Sunday, November 22, 2009

“I Was Distracted with School” Isn’t an Acceptable Excuse for Banks

It hasn’t been a fun week. Actually, it’s been a terrible week. I’m going to write this story as a warning to all of you graduate students out there who know the value of stretching every penny, and how much it can sting when you lose some of those funds. The lesson here should be stated before, during and after my little story that follows: watch your bank accounts. Check them everyday at least twice: once in the morning and once after the business day ends. I cannot stress this enough. Now I’m sure many of you are very careful with your money. I believe that I am (at least I did). But if you’re not the kind of person that watches the flow of every dollar through your account then I can say quite honestly that you need to be, because you never know when a mistake can occur or how hard you’ll have to pay for that mistake.
This past Monday, I looked up my checking account online as I typically do once or twice throughout the week and found that my available balance was in the negative. Actually, $120 in the negative to be exact. Concerned, I called my bank’s customer service hotline and asked them to look into it for me. It didn’t make sense to me, because I had just been paid the week before and made two large deposits on top of that. So when the customer service representative spoke to me, he told me that it was showing as negative because a couple of online bill payments I had made over the weekend were posting to the account and the deposits had not fully cleared. I then asked him if there was anything I should be concerned about, to which he replied no and the funds should all clear by Tuesday, bringing me back above zero. Relieved, I said thank you and hung up.
So after this conversation, I merely went about my week. Finishing up my reading from my Problems and Methods class on Tuesday, getting my Turkish work done, and making sure that I put in a decent amount of time at my job were all my concerns. My bank account was not. I didn’t take a single moment to check it all week.
So on Friday morning I decided to finally look into my account and see what the balance was. To my awful surprise, I found that I was not only still in the negative, but I was now hundreds of dollars below zero. I went immediately to my bank to find out what had happened. In a nutshell, that negative balance from Monday never went away. My charges from the weekend cleared before my deposits ever did, resulting in overdraft fees. Overdraft fees: for any of you that have had experience of ever receiving these little gems, you’ll know they’re roughly the monetary equivalent of your bank slapping you across the face. But that’s not all. Most of the time, at least in my experience, you may over draft your account with one or two charges and have to pay one or two typically $35.00 fees. But due to my negligence and my ignorance of what my exact account balance was all week, every single charge I made from Monday to Friday accrued its own $35.00 fee. How many charges did you make this week, Matt? I’ll tell you: fourteen. Fourteen separate charges and fourteen separate fees. That’s right: $490 in banking fees just because I wasn’t smart enough to check on my account all week.
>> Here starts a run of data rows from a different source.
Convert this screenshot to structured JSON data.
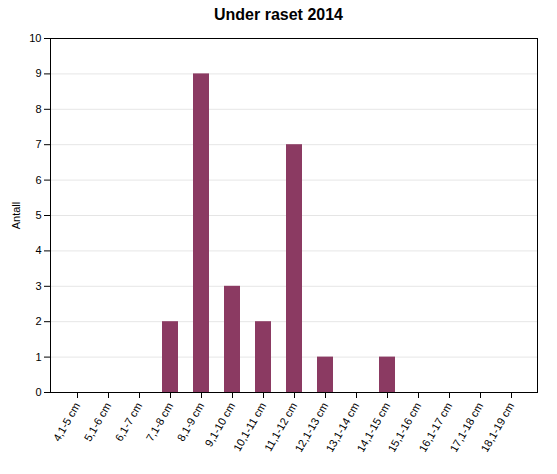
{
  "chart_data": {
    "type": "bar",
    "title": "Under raset 2014",
    "ylabel": "Antall",
    "categories": [
      "4,1-5 cm",
      "5,1-6 cm",
      "6,1-7 cm",
      "7,1-8 cm",
      "8,1-9 cm",
      "9,1-10 cm",
      "10,1-11 cm",
      "11,1-12 cm",
      "12,1-13 cm",
      "13,1-14 cm",
      "14,1-15 cm",
      "15,1-16 cm",
      "16,1-17 cm",
      "17,1-18 cm",
      "18,1-19 cm"
    ],
    "values": [
      0,
      0,
      0,
      2,
      9,
      3,
      2,
      7,
      1,
      0,
      1,
      0,
      0,
      0,
      0
    ],
    "color": "#8B3A62",
    "ylim": [
      0,
      10
    ],
    "yticks": [
      0,
      1,
      2,
      3,
      4,
      5,
      6,
      7,
      8,
      9,
      10
    ],
    "grid": true
  }
}
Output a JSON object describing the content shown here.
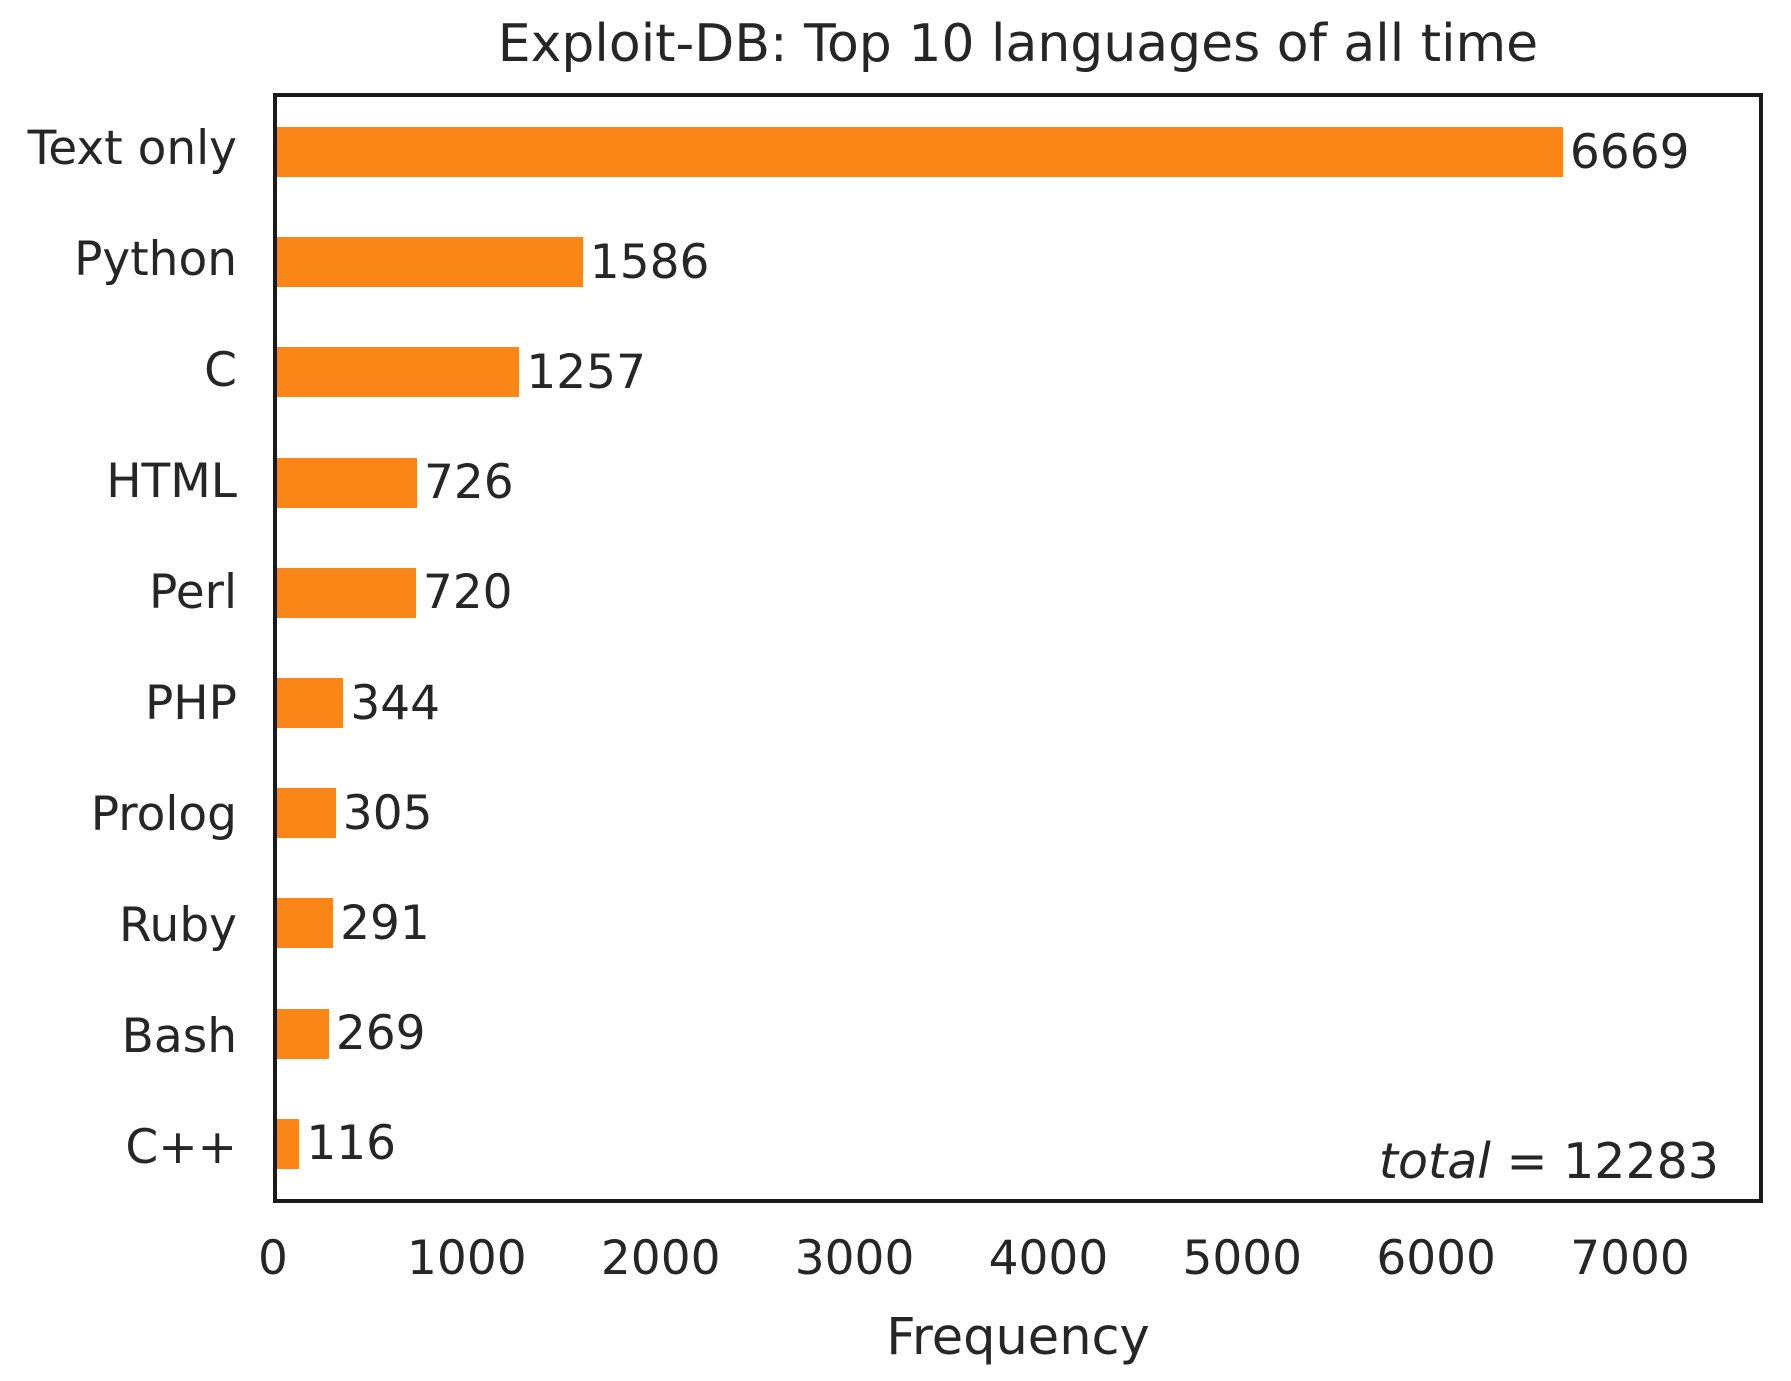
{
  "chart_data": {
    "type": "bar",
    "orientation": "horizontal",
    "title": "Exploit-DB: Top 10 languages of all time",
    "categories": [
      "Text only",
      "Python",
      "C",
      "HTML",
      "Perl",
      "PHP",
      "Prolog",
      "Ruby",
      "Bash",
      "C++"
    ],
    "values": [
      6669,
      1586,
      1257,
      726,
      720,
      344,
      305,
      291,
      269,
      116
    ],
    "xlabel": "Frequency",
    "ylabel": "",
    "xlim": [
      0,
      7686
    ],
    "xticks": [
      0,
      1000,
      2000,
      3000,
      4000,
      5000,
      6000,
      7000
    ],
    "grid": false,
    "legend": "none",
    "value_labels_shown": true,
    "annotation": {
      "label": "total",
      "separator": " = ",
      "value": "12283"
    },
    "bar_color": "#fb8618"
  },
  "colors": {
    "bar": "#fb8618",
    "text": "#262626",
    "spine": "#1a1a1a",
    "background": "#ffffff"
  }
}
It started with the first couple of overdraft fees from Monday when my account was in the negative which were able to keep my balance low enough when the deposits cleared to have subsequent charges bring the account back down below zero. And that resulted in further fees. And from then on, every time I bought a two dollar cup of coffee, it was actually $37. Every time a check I had written someone was deposited, that amount was compounded with another fee. And on and on it went for five days. I had taken the customer service rep I had spoken to on Monday at face value, and I believed on Tuesday that my account would be fine and I’d have nothing to worry about. That was not a good decision.
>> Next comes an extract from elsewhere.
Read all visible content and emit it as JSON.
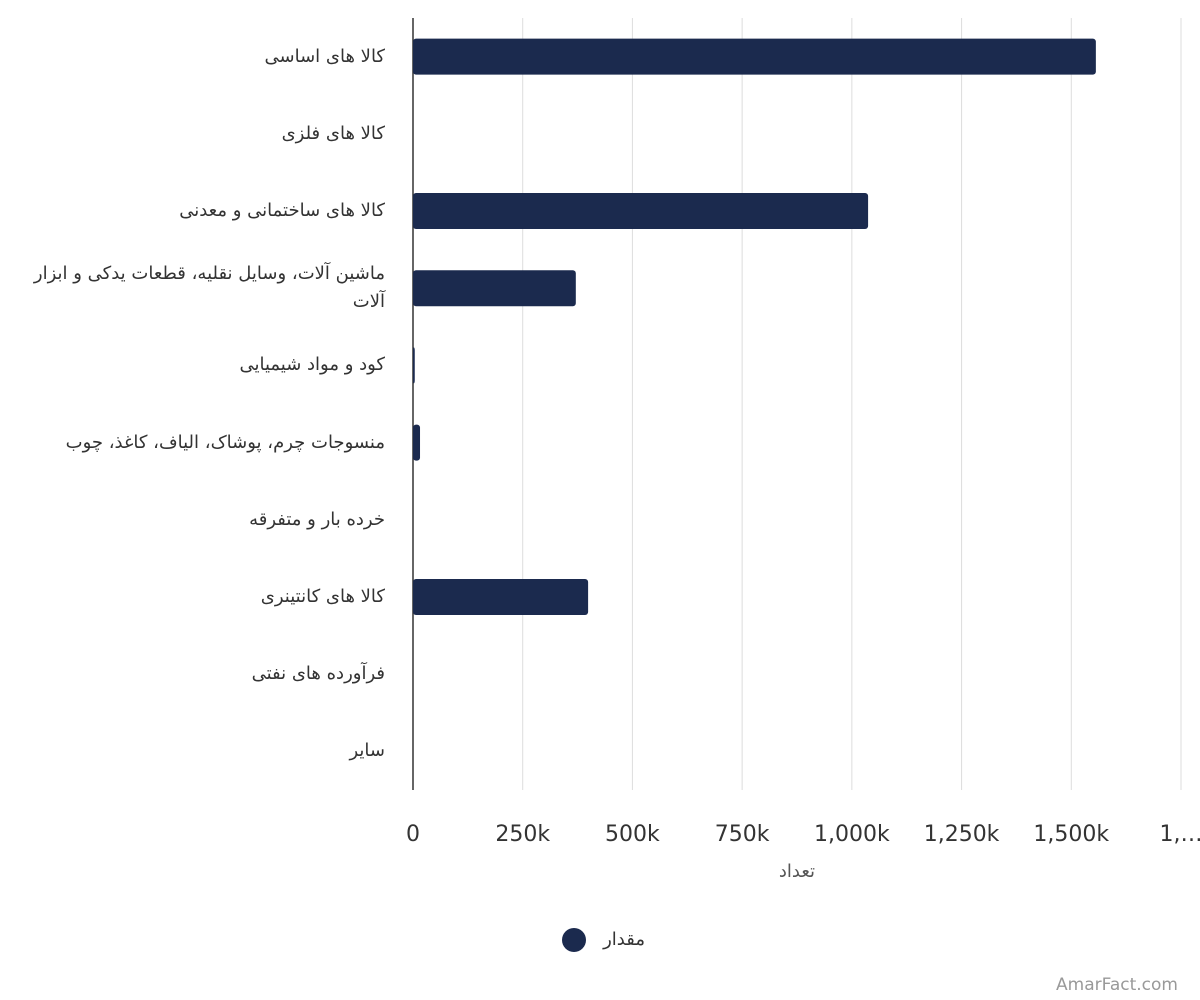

The first few bank people I appealed to were unsympathetic, stating that despite what I was told on the phone, watching my account was my responsibility and therefore any fees accrued were also my responsibility. Fortunately, the third person I spoke to was different and saw that my banking record prior to this event was flawless, having never overdrawn even once. As a courtesy for that record, I was forgiven for half of my over all charges, but that still left me out almost $250. The funny part is that none of my charges were in excess of my deposits. The total amounts matched up. I never actually over-drew of my own doing, but when the first few charges came in ahead of my deposits fully clearing, it started a chain reaction of fees that destroyed my balance.
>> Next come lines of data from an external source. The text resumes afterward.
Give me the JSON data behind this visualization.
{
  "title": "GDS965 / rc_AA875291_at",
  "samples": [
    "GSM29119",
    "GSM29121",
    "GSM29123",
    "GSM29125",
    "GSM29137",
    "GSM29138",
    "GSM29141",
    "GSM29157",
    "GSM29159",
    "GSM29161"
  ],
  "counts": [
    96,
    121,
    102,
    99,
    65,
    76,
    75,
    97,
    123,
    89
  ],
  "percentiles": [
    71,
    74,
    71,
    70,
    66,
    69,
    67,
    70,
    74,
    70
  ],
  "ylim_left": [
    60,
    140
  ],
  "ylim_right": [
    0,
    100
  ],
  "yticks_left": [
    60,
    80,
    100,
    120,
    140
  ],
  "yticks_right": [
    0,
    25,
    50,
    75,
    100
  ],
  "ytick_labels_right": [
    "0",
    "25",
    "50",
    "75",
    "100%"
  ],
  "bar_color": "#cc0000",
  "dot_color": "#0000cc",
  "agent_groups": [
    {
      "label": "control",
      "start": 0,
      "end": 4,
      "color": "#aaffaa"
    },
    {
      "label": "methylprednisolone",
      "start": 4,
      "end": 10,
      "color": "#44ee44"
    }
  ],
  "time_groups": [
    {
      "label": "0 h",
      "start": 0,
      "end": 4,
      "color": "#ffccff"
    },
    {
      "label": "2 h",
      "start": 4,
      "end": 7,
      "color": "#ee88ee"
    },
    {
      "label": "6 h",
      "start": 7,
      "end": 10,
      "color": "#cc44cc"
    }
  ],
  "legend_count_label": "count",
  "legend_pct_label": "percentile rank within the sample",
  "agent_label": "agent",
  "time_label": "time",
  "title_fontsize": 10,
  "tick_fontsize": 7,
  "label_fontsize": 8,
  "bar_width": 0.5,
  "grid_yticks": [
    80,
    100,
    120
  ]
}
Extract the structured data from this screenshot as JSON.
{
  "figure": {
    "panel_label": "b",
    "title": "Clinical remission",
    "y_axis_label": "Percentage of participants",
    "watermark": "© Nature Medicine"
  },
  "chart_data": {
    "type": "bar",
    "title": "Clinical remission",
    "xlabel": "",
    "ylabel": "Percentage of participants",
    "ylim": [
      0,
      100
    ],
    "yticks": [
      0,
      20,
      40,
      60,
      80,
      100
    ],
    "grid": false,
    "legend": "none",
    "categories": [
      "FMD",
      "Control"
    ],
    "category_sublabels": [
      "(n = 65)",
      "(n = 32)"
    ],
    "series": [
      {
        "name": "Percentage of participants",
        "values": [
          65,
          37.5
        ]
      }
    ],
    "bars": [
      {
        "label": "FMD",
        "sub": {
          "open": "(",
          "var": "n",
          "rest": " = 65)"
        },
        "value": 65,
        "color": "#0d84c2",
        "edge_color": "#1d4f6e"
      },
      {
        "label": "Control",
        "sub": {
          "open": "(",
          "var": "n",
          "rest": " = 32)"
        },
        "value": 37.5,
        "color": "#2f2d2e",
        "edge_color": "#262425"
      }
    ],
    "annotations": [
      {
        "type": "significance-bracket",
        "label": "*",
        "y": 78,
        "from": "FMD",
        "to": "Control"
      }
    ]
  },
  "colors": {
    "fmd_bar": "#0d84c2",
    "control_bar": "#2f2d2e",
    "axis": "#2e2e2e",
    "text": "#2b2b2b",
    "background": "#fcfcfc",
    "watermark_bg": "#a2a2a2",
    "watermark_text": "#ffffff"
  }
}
Watch your bank accounts, boys and girls. Check on them every day when you have a couple of extra minutes. There are a dozen different ways to do this without even leaving your room, from text alerts to online banking and so on. Believe me, it’s critically important that you watch every dollar because inevitably there will be some error. If I had been watching, I could have caught this on Tuesday and saved myself literally hundreds of dollars in fees. But I was distracted. Look, I understand we each have a million things to finish and half of them should have been done yesterday, but we cannot get complacent when it comes to the important aspects of our lives outside of academia and/or work. I say watch your accounts, but what I really mean is take the time to watch everything in your life. If you become too consumed with your work, things will always be missed. How you will end up paying for those mistakes will vary, but you should never find yourself in that position to begin with. It’s very easy to get into trouble. Take it from me, because I’ll never let anything go overlooked again no matter how busy I am.